Капитан Экхардт, сидевший со своими помощниками в подвале в особой, звукоизолированной комнатке, насторожился. На лице капитана застыло озадаченно-недоуменное выражение — естественная реакция среднестатистического блюстителя порядка на что-нибудь непонятное. Камера номер шесть, ясное дело, прослушивалась, и полицейские с самого начала пытались вникнуть в беседу двух сокамерников.
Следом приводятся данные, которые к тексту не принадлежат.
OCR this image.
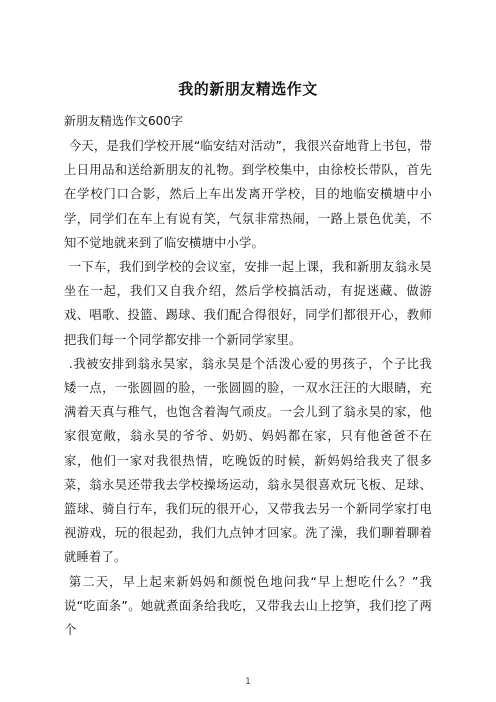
我的新朋友精选作文
新朋友精选作文600字

今天，是我们学校开展“临安结对活动”，我很兴奋地背上书包，带上日用品和送给新朋友的礼物。到学校集中，由徐校长带队，首先在学校门口合影，然后上车出发离开学校，目的地临安横塘中小学，同学们在车上有说有笑，气氛非常热闹，一路上景色优美，不知不觉地就来到了临安横塘中小学。

一下车，我们到学校的会议室，安排一起上课，我和新朋友翁永昊坐在一起，我们又自我介绍，然后学校搞活动，有捉迷藏、做游戏、唱歌、投篮、踢球、我们配合得很好，同学们都很开心，教师把我们每一个同学都安排一个新同学家里。

.我被安排到翁永昊家，翁永昊是个活泼心爱的男孩子，个子比我矮一点，一张圆圆的脸，一张圆圆的脸，一双水汪汪的大眼睛，充满着天真与稚气，也饱含着淘气顽皮。一会儿到了翁永昊的家，他家很宽敞，翁永昊的爷爷、奶奶、妈妈都在家，只有他爸爸不在家，他们一家对我很热情，吃晚饭的时候，新妈妈给我夹了很多菜，翁永昊还带我去学校操场运动，翁永昊很喜欢玩飞板、足球、篮球、骑自行车，我们玩的很开心，又带我去另一个新同学家打电视游戏，玩的很起劲，我们九点钟才回家。洗了澡，我们聊着聊着就睡着了。

第二天，早上起来新妈妈和颜悦色地问我“早上想吃什么？”我说“吃面条”。她就煮面条给我吃，又带我去山上挖笋，我们挖了两个

1
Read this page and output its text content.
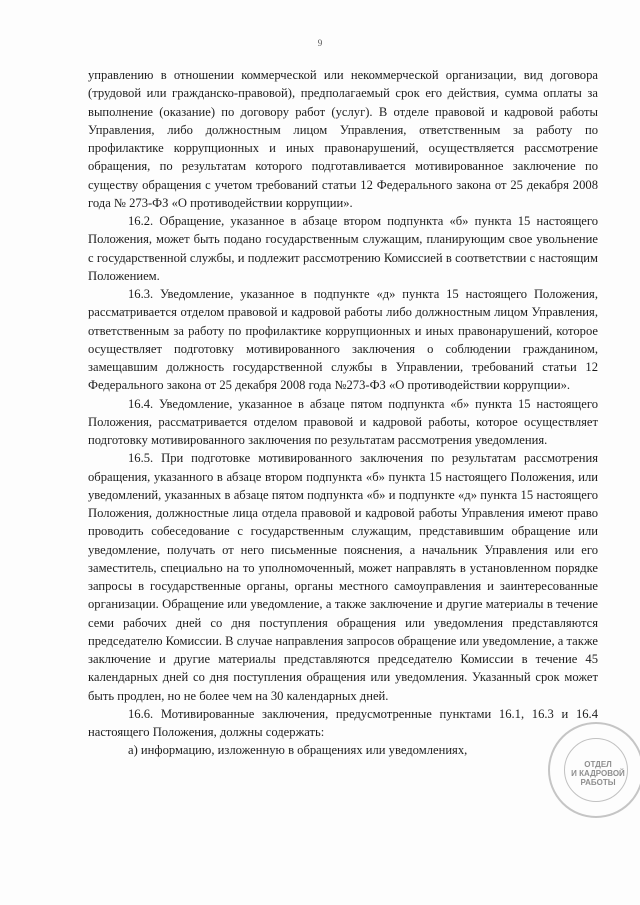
9

управлению в отношении коммерческой или некоммерческой организации, вид договора (трудовой или гражданско-правовой), предполагаемый срок его действия, сумма оплаты за выполнение (оказание) по договору работ (услуг). В отделе правовой и кадровой работы Управления, либо должностным лицом Управления, ответственным за работу по профилактике коррупционных и иных правонарушений, осуществляется рассмотрение обращения, по результатам которого подготавливается мотивированное заключение по существу обращения с учетом требований статьи 12 Федерального закона от 25 декабря 2008 года № 273-ФЗ «О противодействии коррупции».

16.2. Обращение, указанное в абзаце втором подпункта «б» пункта 15 настоящего Положения, может быть подано государственным служащим, планирующим свое увольнение с государственной службы, и подлежит рассмотрению Комиссией в соответствии с настоящим Положением.

16.3. Уведомление, указанное в подпункте «д» пункта 15 настоящего Положения, рассматривается отделом правовой и кадровой работы либо должностным лицом Управления, ответственным за работу по профилактике коррупционных и иных правонарушений, которое осуществляет подготовку мотивированного заключения о соблюдении гражданином, замещавшим должность государственной службы в Управлении, требований статьи 12 Федерального закона от 25 декабря 2008 года №273-ФЗ «О противодействии коррупции».

16.4. Уведомление, указанное в абзаце пятом подпункта «б» пункта 15 настоящего Положения, рассматривается отделом правовой и кадровой работы, которое осуществляет подготовку мотивированного заключения по результатам рассмотрения уведомления.

16.5. При подготовке мотивированного заключения по результатам рассмотрения обращения, указанного в абзаце втором подпункта «б» пункта 15 настоящего Положения, или уведомлений, указанных в абзаце пятом подпункта «б» и подпункте «д» пункта 15 настоящего Положения, должностные лица отдела правовой и кадровой работы Управления имеют право проводить собеседование с государственным служащим, представившим обращение или уведомление, получать от него письменные пояснения, а начальник Управления или его заместитель, специально на то уполномоченный, может направлять в установленном порядке запросы в государственные органы, органы местного самоуправления и заинтересованные организации. Обращение или уведомление, а также заключение и другие материалы в течение семи рабочих дней со дня поступления обращения или уведомления представляются председателю Комиссии. В случае направления запросов обращение или уведомление, а также заключение и другие материалы представляются председателю Комиссии в течение 45 календарных дней со дня поступления обращения или уведомления. Указанный срок может быть продлен, но не более чем на 30 календарных дней.

16.6. Мотивированные заключения, предусмотренные пунктами 16.1, 16.3 и 16.4 настоящего Положения, должны содержать:

а) информацию, изложенную в обращениях или уведомлениях,

ОТДЕЛ
И КАДРОВОЙ
РАБОТЫ
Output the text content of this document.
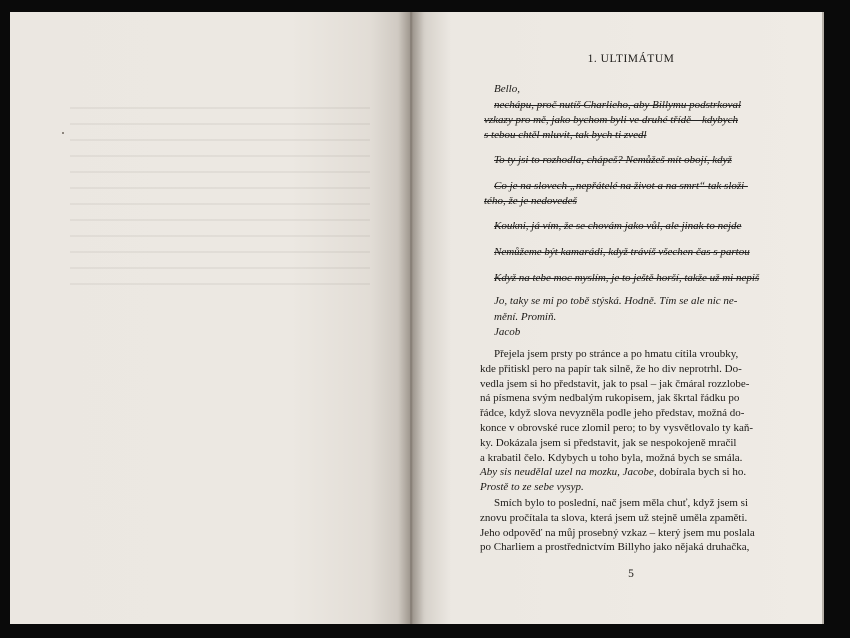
1. ULTIMÁTUM
Bello,
nechápu, proč nutíš Charlieho, aby Billymu podstrkoval
vzkazy pro mě, jako bychom byli ve druhé třídě – kdybych
s tebou chtěl mluvit, tak bych ti zvedl
To ty jsi to rozhodla, chápeš? Nemůžeš mít obojí, když
Co je na slovech „nepřátelé na život a na smrt“ tak složi-
tého, že je nedovedeš
Koukni, já vím, že se chovám jako vůl, ale jinak to nejde
Nemůžeme být kamarádi, když trávíš všechen čas s partou
Když na tebe moc myslím, je to ještě horší, takže už mi nepiš
Jo, taky se mi po tobě stýská. Hodně. Tím se ale nic ne-
mění. Promiň.
Jacob
Přejela jsem prsty po stránce a po hmatu cítila vroubky,
kde přitiskl pero na papír tak silně, že ho div neprotrhl. Do-
vedla jsem si ho představit, jak to psal – jak čmáral rozzlobe-
ná písmena svým nedbalým rukopisem, jak škrtal řádku po
řádce, když slova nevyzněla podle jeho představ, možná do-
konce v obrovské ruce zlomil pero; to by vysvětlovalo ty kaň-
ky. Dokázala jsem si představit, jak se nespokojeně mračil
a krabatil čelo. Kdybych u toho byla, možná bych se smála.
Aby sis neudělal uzel na mozku, Jacobe, dobírala bych si ho.
Prostě to ze sebe vysyp.
Smích bylo to poslední, nač jsem měla chuť, když jsem si
znovu pročítala ta slova, která jsem už stejně uměla zpaměti.
Jeho odpověď na můj prosebný vzkaz – který jsem mu poslala
po Charliem a prostřednictvím Billyho jako nějaká druhačka,
5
Безграничная и абсолютно бессмысленная решимость читалась на лицах подслушивающих: челюсти крепко сжаты, брови сосредоточенно насуплены — прямо школьники на экзамене.
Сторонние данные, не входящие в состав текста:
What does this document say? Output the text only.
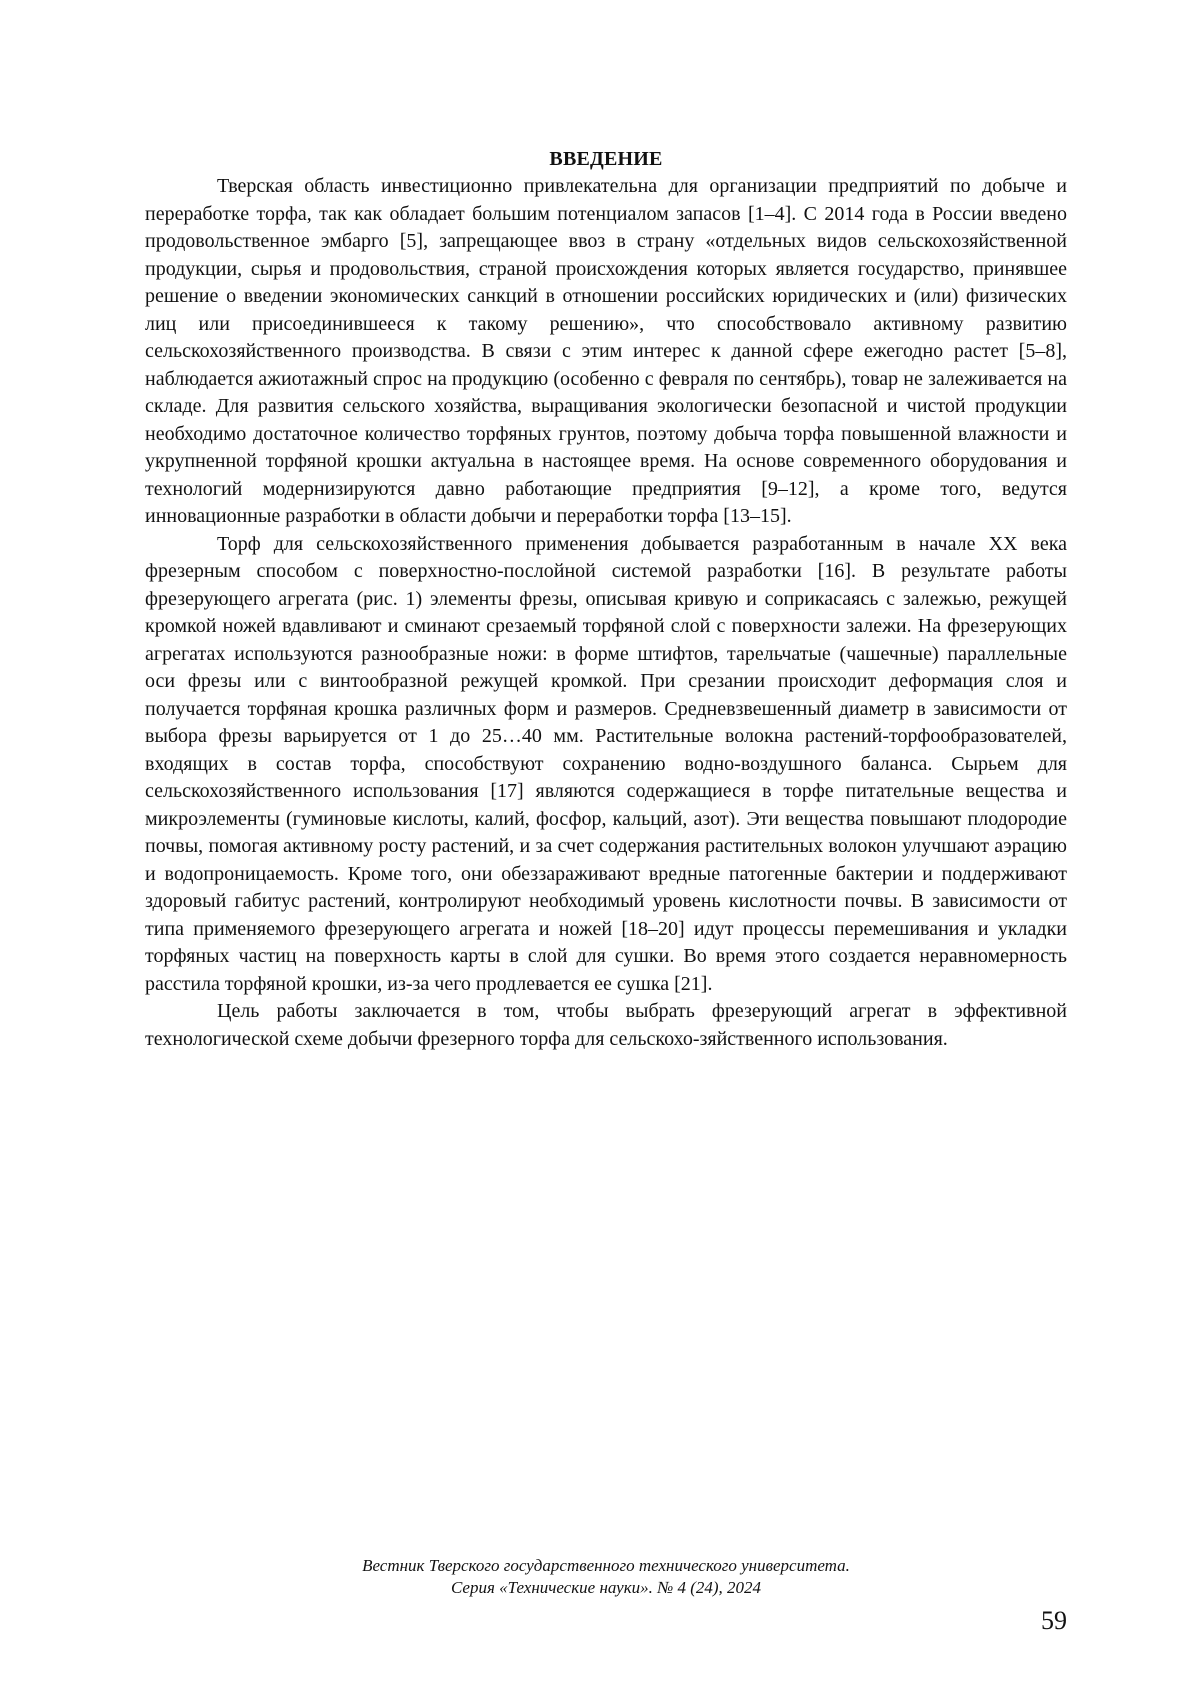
ВВЕДЕНИЕ

Тверская область инвестиционно привлекательна для организации предприятий по добыче и переработке торфа, так как обладает большим потенциалом запасов [1–4]. С 2014 года в России введено продовольственное эмбарго [5], запрещающее ввоз в страну «отдельных видов сельскохозяйственной продукции, сырья и продовольствия, страной происхождения которых является государство, принявшее решение о введении экономических санкций в отношении российских юридических и (или) физических лиц или присоединившееся к такому решению», что способствовало активному развитию сельскохозяйственного производства. В связи с этим интерес к данной сфере ежегодно растет [5–8], наблюдается ажиотажный спрос на продукцию (особенно с февраля по сентябрь), товар не залеживается на складе. Для развития сельского хозяйства, выращивания экологически безопасной и чистой продукции необходимо достаточное количество торфяных грунтов, поэтому добыча торфа повышенной влажности и укрупненной торфяной крошки актуальна в настоящее время. На основе современного оборудования и технологий модернизируются давно работающие предприятия [9–12], а кроме того, ведутся инновационные разработки в области добычи и переработки торфа [13–15].

Торф для сельскохозяйственного применения добывается разработанным в начале XX века фрезерным способом с поверхностно-послойной системой разработки [16]. В результате работы фрезерующего агрегата (рис. 1) элементы фрезы, описывая кривую и соприкасаясь с залежью, режущей кромкой ножей вдавливают и сминают срезаемый торфяной слой с поверхности залежи. На фрезерующих агрегатах используются разнообразные ножи: в форме штифтов, тарельчатые (чашечные) параллельные оси фрезы или с винтообразной режущей кромкой. При срезании происходит деформация слоя и получается торфяная крошка различных форм и размеров. Средневзвешенный диаметр в зависимости от выбора фрезы варьируется от 1 до 25…40 мм. Растительные волокна растений-торфообразователей, входящих в состав торфа, способствуют сохранению водно-воздушного баланса. Сырьем для сельскохозяйственного использования [17] являются содержащиеся в торфе питательные вещества и микроэлементы (гуминовые кислоты, калий, фосфор, кальций, азот). Эти вещества повышают плодородие почвы, помогая активному росту растений, и за счет содержания растительных волокон улучшают аэрацию и водопроницаемость. Кроме того, они обеззараживают вредные патогенные бактерии и поддерживают здоровый габитус растений, контролируют необходимый уровень кислотности почвы. В зависимости от типа применяемого фрезерующего агрегата и ножей [18–20] идут процессы перемешивания и укладки торфяных частиц на поверхность карты в слой для сушки. Во время этого создается неравномерность расстила торфяной крошки, из-за чего продлевается ее сушка [21].

Цель работы заключается в том, чтобы выбрать фрезерующий агрегат в эффективной технологической схеме добычи фрезерного торфа для сельскохо-зяйственного использования.

Вестник Тверского государственного технического университета.
Серия «Технические науки». № 4 (24), 2024
59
— Ну, что скажете, шеф? — рискнул нарушить молчание Кашприцки.

— Ничего не скажу. И не поверю, — если кто из вас скажет, будто понял хоть что-то из этой белиберды. Вот что, О'Хаггерти, сбегай-ка наверх и посмотри, что там у них творится. Не нравится мне эта тишина. Что это была за хреновина про трюки, про побег?
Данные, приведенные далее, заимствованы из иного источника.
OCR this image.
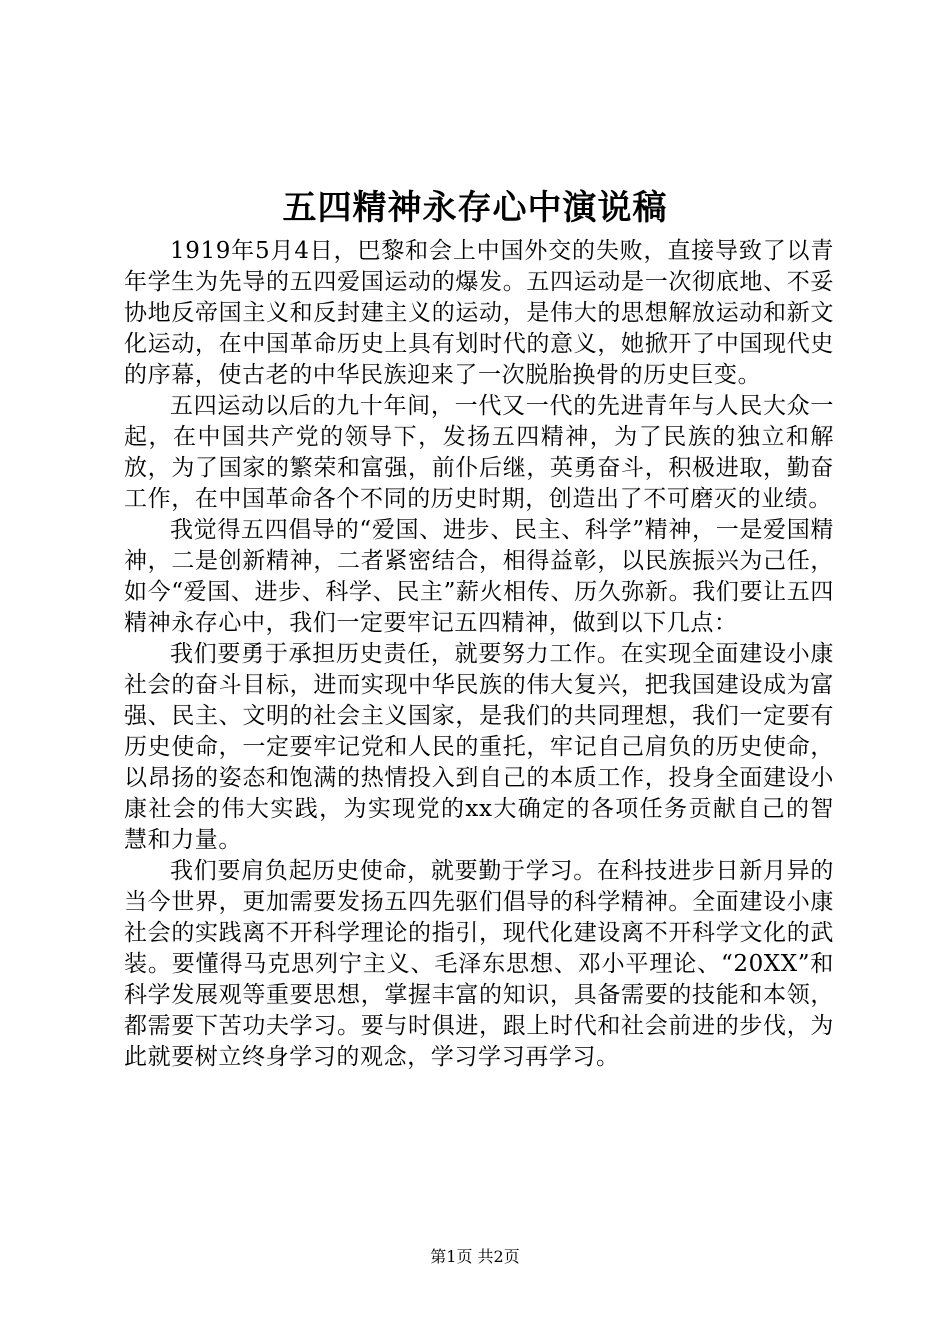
五四精神永存心中演说稿

1919年5月4日，巴黎和会上中国外交的失败，直接导致了以青年学生为先导的五四爱国运动的爆发。五四运动是一次彻底地、不妥协地反帝国主义和反封建主义的运动，是伟大的思想解放运动和新文化运动，在中国革命历史上具有划时代的意义，她掀开了中国现代史的序幕，使古老的中华民族迎来了一次脱胎换骨的历史巨变。

五四运动以后的九十年间，一代又一代的先进青年与人民大众一起，在中国共产党的领导下，发扬五四精神，为了民族的独立和解放，为了国家的繁荣和富强，前仆后继，英勇奋斗，积极进取，勤奋工作，在中国革命各个不同的历史时期，创造出了不可磨灭的业绩。

我觉得五四倡导的“爱国、进步、民主、科学”精神，一是爱国精神，二是创新精神，二者紧密结合，相得益彰，以民族振兴为己任，如今“爱国、进步、科学、民主”薪火相传、历久弥新。我们要让五四精神永存心中，我们一定要牢记五四精神，做到以下几点：

我们要勇于承担历史责任，就要努力工作。在实现全面建设小康社会的奋斗目标，进而实现中华民族的伟大复兴，把我国建设成为富强、民主、文明的社会主义国家，是我们的共同理想，我们一定要有历史使命，一定要牢记党和人民的重托，牢记自己肩负的历史使命，以昂扬的姿态和饱满的热情投入到自己的本质工作，投身全面建设小康社会的伟大实践，为实现党的xx大确定的各项任务贡献自己的智慧和力量。

我们要肩负起历史使命，就要勤于学习。在科技进步日新月异的当今世界，更加需要发扬五四先驱们倡导的科学精神。全面建设小康社会的实践离不开科学理论的指引，现代化建设离不开科学文化的武装。要懂得马克思列宁主义、毛泽东思想、邓小平理论、“20XX”和科学发展观等重要思想，掌握丰富的知识，具备需要的技能和本领，都需要下苦功夫学习。要与时俱进，跟上时代和社会前进的步伐，为此就要树立终身学习的观念，学习学习再学习。

第1页 共2页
О'Хаггерти поднялся наверх и сразу увидел, что в камере номер шесть всего один заключенный.

— Эй, а где твой приятель? — трагическим шепотом спросил патрульный у Старика.

Тот, похоже, и сам удивился, не обнаружив Смита рядом.

— Должно быть, куда-то вышел.

— На двери тройной замок!

— Других предположений у меня нет.

Экхардт и прочие находившиеся в подвале догадались о произошедшем.

— Кашприцки, марш наверх! Разберись, в чем там дело. Нет, лучше я сам. Шматтерман, не выключай магнитофон. Пусть все регистрируется. Остальные за мной!

Когда капитан приблизился к камере номер шесть, внутри за запертой дверью находились трое: патрульный О'Хаггерти и двое стариков.

— Что такое?! — рявкнул Экхардт.

— Когда я подошел, внутри был только один, вот этот, — пролепетал О'Хаггерти.

— Я так и понял. — Капитан взглянул на Смита: — А ты где был?

— Здесь. Где же еще?

— Врет! — вскричал О'Хаггерти. — Он всего пара секунд как появился, шеф!

— В каком смысле «появился»? В дверь вошел?

— Нет. Просто взял и появился. Материализовался.

— Мате-риа-лизовался? — медленно повторил Экхардт, глядя на своего подчиненного, как на полоумного. — А ты-то что в камере делаешь?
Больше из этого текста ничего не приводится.